There are certainly experts who think the Fed hasn’t been doing enough. Charles Evans, the president of the Federal Reserve of Chicago, has argued at length that the Fed spends far too much time obsessed with inflation (which remains low) and not nearly enough time worrying about America’s unemployment rate (which remains quite high). Evans argued that the Fed could boost growth by being even more dovish about inflation.
But in Congress, no one’s even broaching that topic. Republicans like Sen. Mike Lee (R-Utah) asked Bernanke again and again whether he was failing to appreciate the dangers of future inflation. Democrats like Rep. Maurice Hinchey (D-N.Y.), by contrast, were content to say that “we have nearly exhausted the Fed’s tools.” There’s certainly no political pressure for Bernanke to take an Evans-like approach to boosting growth. Quite the opposite, in fact.

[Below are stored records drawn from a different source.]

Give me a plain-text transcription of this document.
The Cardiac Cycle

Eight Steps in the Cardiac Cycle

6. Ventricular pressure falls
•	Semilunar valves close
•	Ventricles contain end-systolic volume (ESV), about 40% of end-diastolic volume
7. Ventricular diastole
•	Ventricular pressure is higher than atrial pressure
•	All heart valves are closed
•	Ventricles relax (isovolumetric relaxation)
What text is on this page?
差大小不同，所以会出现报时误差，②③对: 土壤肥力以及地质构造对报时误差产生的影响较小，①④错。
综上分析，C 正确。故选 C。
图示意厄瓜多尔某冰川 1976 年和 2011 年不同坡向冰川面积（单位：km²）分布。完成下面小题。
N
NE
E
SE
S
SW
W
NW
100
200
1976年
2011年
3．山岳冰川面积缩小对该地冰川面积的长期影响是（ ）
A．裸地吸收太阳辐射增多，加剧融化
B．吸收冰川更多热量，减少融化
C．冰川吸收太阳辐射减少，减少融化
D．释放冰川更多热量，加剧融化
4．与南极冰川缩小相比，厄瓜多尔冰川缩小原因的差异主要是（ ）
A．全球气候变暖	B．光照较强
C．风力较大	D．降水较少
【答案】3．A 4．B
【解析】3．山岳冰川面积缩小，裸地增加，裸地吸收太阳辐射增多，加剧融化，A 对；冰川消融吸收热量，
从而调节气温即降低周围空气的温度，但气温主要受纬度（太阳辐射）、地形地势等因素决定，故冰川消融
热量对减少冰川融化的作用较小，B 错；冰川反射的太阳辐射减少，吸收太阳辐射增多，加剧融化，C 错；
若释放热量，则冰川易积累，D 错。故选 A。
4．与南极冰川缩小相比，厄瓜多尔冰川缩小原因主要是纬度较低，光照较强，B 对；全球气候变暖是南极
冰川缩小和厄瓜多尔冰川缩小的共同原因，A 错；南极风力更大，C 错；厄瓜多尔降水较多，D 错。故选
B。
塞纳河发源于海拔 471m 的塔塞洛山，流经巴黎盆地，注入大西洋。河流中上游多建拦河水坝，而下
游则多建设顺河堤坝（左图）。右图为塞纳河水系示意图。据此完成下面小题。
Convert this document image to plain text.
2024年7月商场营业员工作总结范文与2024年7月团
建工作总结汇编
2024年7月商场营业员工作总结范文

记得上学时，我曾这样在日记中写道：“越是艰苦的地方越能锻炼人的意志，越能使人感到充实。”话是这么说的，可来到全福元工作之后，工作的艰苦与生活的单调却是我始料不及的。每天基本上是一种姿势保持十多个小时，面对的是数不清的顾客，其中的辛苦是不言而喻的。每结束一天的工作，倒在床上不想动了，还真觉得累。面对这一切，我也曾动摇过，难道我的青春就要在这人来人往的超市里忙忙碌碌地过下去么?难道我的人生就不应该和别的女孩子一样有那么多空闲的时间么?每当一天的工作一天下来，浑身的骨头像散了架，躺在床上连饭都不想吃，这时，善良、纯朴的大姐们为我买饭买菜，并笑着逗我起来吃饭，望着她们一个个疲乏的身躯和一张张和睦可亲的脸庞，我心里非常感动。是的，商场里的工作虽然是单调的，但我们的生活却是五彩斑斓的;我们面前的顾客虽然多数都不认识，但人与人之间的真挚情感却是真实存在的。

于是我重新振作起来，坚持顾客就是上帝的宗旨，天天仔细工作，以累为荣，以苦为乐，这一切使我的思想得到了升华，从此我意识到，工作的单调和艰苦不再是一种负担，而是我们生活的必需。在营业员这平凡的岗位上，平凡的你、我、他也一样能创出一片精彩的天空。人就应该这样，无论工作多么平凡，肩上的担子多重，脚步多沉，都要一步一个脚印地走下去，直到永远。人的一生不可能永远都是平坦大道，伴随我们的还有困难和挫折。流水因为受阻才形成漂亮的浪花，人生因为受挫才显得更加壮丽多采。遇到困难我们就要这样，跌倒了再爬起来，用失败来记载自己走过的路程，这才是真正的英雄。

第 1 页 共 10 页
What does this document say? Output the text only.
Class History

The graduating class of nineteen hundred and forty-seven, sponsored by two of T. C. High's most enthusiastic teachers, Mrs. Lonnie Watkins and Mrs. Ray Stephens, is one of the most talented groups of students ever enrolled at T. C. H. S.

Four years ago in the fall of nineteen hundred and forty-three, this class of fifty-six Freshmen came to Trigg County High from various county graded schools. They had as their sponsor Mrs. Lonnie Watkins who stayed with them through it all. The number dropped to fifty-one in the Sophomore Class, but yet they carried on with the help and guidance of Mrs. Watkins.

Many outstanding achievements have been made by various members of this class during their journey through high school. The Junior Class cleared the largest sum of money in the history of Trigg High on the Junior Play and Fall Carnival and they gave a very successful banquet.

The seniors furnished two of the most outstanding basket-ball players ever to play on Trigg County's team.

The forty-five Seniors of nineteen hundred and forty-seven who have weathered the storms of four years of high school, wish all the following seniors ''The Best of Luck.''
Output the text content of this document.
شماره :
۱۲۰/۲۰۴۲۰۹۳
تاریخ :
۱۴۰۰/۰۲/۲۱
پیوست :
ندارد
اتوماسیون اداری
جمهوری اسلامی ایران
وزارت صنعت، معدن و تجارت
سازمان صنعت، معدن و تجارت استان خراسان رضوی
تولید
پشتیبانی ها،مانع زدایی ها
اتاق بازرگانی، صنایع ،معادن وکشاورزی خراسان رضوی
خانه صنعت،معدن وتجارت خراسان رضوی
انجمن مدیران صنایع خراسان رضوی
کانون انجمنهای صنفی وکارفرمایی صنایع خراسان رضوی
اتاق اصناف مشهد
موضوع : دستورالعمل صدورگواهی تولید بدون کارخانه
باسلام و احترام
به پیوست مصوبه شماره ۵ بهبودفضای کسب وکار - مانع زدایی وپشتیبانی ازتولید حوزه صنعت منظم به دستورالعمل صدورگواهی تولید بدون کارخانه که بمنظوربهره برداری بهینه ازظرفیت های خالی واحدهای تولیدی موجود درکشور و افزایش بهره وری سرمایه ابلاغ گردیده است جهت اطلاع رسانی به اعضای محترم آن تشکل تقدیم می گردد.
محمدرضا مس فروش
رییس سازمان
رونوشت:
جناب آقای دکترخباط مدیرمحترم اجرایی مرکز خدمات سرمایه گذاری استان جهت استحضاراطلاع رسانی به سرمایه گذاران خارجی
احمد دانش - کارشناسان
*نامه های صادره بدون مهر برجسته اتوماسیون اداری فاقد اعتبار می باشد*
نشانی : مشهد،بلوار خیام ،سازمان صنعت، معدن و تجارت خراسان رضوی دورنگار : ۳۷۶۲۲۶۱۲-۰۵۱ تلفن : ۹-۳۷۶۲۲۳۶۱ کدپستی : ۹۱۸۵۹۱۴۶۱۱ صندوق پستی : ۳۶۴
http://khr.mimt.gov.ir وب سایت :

So will the Federal Reserve try to do more to boost the economy? Stock markets seemed to get excited about the prospect this week, after the Wall Street Journal reported that the Fed was considering new action amid worries that the recovery was stalling. And Janet Yellen, the number-two Fed official, said on Wednesday, “I am convinced that scope remains for the [Fed] to provide further policy accommodation.”
But Bernanke remained mum on Thursday. He did, however, explain to a skeptical Republican why QE3 could potentially provide more stimulus even though interest rates are already low. It would reduce the cost of borrowing money for corporations, bring down mortgage rates even further, and potentially boost the stock market “and therefore increase wealth effects for consumers” to spur more spending.
But, Bernanke cautioned, “there may be some diminishing returns” to further action. Earlier he had said that “I’d be much more comfortable if Congress would take some of the burden from us.”